Кнэф отворил резную дверь. Бера, увидев свою и его одежду, разбросанные по холлу между колоннами, шумно вдохнула и выдохнула, решив, что память пожалела её и не показала, что она творила на этом уложенном гранитом полу, на котором когда-то играла в мячик, собирала города из кубиков и гонялась за братом.
«Как быстро пролетело время», – мелькнуло в голове Беры.
Она невольно взглянула на собранное из множества кусочков зеркало. Оно разрезало на квадраты её нагое тело, меч, Кнэфа, надевавшего рубашку.
– Да живее же, – потребовала Бера, не зная, то ли хвататься за свою одежду, то ли продолжать угрожать мечом, хотя это безумно глупо.
Кокетливая, точно у женщины, медлительность Кнэфа начинала порядком раздражать Беру, что не мешало ему столь же медленно, как рубашку, надеть жилетку и сапоги. Подтереть растёкшуюся до скул обводку.
Снова перекинув броню через предплечье, Кнэф остановился у двери на улицу.
– Ну что ещё? – У Беры от напряжения заныла рука.
Он обернулся:
– Винить во всём меня – это так по-женски, леди Бера.
«И он туда же!» – Бере хотелось его убить, самое меньшее – сломать его тонкий нос.
– Неумение сдержать свою похоть – это очень по-мужски, – процедила она.
– Да, ты права, – беззаботно улыбнулся Кнэф и открыл дверь. – До встречи.
Он шагнул на крыльцо. Бера метнулась следом и зашипела в раскрытую дверь:
– Расскажешь кому – убью.
Кнэф только усмехнулся и поспешил к высоким воротам. Беру он взбесил до дрожи, до слёз.
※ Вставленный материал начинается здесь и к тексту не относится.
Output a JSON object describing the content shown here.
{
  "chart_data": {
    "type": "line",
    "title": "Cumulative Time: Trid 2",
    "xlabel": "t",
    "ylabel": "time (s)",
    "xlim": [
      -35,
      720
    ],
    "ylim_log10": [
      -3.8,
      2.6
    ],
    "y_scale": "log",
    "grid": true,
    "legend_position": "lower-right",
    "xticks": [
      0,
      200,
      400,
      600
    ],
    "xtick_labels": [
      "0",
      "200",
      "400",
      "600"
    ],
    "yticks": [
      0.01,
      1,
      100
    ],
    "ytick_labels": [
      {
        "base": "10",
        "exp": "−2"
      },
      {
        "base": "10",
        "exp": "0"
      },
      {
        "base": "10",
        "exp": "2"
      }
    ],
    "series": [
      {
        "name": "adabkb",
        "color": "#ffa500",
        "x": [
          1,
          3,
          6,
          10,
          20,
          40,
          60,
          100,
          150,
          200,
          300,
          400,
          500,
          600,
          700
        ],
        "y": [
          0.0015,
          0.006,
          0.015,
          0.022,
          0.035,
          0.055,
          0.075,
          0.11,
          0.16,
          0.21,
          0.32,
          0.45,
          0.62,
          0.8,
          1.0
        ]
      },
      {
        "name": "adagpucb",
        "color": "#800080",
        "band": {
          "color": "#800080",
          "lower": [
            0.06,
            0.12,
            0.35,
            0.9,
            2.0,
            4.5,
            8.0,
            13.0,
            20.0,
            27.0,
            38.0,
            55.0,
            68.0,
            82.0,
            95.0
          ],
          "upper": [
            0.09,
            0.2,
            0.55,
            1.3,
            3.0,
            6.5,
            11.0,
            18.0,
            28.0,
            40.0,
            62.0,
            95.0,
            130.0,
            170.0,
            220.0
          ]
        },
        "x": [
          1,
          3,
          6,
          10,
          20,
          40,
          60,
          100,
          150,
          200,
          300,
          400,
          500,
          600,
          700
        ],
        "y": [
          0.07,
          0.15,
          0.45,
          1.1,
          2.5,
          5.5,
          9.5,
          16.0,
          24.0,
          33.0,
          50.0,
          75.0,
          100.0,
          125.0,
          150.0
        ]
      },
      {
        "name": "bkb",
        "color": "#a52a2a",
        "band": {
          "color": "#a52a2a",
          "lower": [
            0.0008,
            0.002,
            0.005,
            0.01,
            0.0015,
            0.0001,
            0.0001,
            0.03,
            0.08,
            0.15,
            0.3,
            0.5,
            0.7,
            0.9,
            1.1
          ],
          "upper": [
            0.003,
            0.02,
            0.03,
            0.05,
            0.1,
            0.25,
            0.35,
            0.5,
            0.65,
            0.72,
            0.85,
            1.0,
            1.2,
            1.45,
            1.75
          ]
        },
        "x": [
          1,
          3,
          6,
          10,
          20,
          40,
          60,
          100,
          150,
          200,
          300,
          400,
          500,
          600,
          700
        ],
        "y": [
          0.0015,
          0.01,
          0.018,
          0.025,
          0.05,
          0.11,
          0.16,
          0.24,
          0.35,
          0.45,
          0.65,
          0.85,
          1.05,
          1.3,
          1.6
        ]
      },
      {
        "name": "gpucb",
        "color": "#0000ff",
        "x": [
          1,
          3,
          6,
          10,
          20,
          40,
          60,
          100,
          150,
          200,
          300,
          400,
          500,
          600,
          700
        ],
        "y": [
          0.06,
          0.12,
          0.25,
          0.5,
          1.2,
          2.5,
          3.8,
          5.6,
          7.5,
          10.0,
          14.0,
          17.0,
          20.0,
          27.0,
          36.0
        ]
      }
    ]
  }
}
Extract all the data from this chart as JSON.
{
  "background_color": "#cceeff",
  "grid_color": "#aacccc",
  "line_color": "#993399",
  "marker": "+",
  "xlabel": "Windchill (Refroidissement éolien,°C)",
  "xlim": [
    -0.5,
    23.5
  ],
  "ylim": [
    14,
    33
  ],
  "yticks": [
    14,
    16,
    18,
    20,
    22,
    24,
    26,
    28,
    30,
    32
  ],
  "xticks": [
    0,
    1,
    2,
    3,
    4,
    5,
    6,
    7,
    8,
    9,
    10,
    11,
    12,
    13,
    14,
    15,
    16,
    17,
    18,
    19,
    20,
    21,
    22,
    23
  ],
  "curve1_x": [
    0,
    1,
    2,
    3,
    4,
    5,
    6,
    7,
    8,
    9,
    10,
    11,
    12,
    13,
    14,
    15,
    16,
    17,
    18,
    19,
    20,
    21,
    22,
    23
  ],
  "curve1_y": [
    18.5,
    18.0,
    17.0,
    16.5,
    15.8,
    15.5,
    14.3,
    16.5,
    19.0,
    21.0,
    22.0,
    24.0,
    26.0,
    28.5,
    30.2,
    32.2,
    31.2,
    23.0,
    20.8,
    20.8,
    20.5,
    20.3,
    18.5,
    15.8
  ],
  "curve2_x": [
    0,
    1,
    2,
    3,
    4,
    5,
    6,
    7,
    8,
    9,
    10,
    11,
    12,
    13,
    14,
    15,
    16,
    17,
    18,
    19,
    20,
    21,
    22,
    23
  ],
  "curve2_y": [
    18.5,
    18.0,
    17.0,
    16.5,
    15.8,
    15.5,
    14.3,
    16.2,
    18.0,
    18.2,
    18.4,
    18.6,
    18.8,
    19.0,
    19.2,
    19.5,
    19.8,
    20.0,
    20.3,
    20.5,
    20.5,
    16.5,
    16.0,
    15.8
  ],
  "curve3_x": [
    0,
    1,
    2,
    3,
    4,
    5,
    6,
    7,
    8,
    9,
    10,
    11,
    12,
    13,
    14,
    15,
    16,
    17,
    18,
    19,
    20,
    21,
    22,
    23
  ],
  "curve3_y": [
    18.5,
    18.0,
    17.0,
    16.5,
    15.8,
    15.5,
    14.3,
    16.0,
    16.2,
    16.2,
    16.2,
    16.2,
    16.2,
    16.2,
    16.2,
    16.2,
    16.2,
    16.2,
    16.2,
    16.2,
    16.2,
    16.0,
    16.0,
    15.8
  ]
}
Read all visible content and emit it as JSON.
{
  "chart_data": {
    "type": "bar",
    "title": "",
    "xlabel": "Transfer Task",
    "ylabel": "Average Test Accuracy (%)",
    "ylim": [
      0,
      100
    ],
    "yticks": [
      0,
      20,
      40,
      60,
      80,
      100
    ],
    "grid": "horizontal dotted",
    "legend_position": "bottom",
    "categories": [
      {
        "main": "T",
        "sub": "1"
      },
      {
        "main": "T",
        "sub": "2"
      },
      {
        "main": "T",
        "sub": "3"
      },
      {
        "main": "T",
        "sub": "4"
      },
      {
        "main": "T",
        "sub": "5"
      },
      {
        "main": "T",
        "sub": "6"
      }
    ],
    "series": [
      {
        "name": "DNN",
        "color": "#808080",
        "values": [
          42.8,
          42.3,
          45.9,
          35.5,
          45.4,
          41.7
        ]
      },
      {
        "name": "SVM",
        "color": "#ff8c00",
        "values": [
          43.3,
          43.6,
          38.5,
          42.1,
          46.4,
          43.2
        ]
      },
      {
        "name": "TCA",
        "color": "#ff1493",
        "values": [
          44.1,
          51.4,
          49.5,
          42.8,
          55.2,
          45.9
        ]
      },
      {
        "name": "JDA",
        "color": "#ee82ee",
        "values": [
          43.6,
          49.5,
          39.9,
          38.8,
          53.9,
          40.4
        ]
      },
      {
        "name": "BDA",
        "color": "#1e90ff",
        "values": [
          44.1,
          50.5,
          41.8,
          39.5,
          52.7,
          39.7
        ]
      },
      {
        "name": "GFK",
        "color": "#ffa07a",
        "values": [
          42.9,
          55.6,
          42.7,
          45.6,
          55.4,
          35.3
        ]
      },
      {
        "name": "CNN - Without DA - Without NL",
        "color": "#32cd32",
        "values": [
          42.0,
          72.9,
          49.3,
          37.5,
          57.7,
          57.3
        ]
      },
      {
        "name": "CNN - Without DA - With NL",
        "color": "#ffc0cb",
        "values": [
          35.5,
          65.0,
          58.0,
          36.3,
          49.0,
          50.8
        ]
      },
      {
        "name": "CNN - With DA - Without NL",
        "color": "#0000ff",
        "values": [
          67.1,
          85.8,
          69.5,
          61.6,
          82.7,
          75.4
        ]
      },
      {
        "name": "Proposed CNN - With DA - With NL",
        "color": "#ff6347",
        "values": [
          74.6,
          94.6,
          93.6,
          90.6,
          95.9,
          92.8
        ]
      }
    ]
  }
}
«Он в тысячу раз хуже Ёфура и Амизи вместе взятых! – Бера не думала, что может кого-то ненавидеть больше, чем ту чародейку, но Кнэф… – Мерзавец! Подлая скотина!»
Захлопнув дверь, Бера оглядела разбросанную по холлу одежду, вспомнила бардак в пиршественном зале: осколки, посуду, огрызки. Её захотелось схватиться за голову, но мешал стиснутый в руке меч.
«Хорошо Кнэфу: натворил дел и помчался отсыпаться», – гневно подумала Бера и подняла с гранитных плит чулок.
Но Кнэф вовсе не ради целебного сна торопился уйти из её дома, у него было куда более важное и опасное дело.
Глава 3. Чародей и неприятности
От дома Беры – двухсотлетней массивной постройки, доставшейся её семье с патентом на торговлю – Кнэф отходил неспешно: в квартале садов бегать не принято, особенно если ты королевской крови. Даже если служишь простым стражем.
У неспешности движений Кнэфа была и более прозаичная причина: исцарапанные спина и плечи горели огнём. С поистине царской осанкой и медлительностью он шёл по широкому, вымощенному тёмными камнями проспекту.
В садах за высокими разноцветными оградами и чеканными медными воротами надрывались птицы. В это пасмурное утро окна, даже украшенные витражами, казались потухшими глазами мертвецов.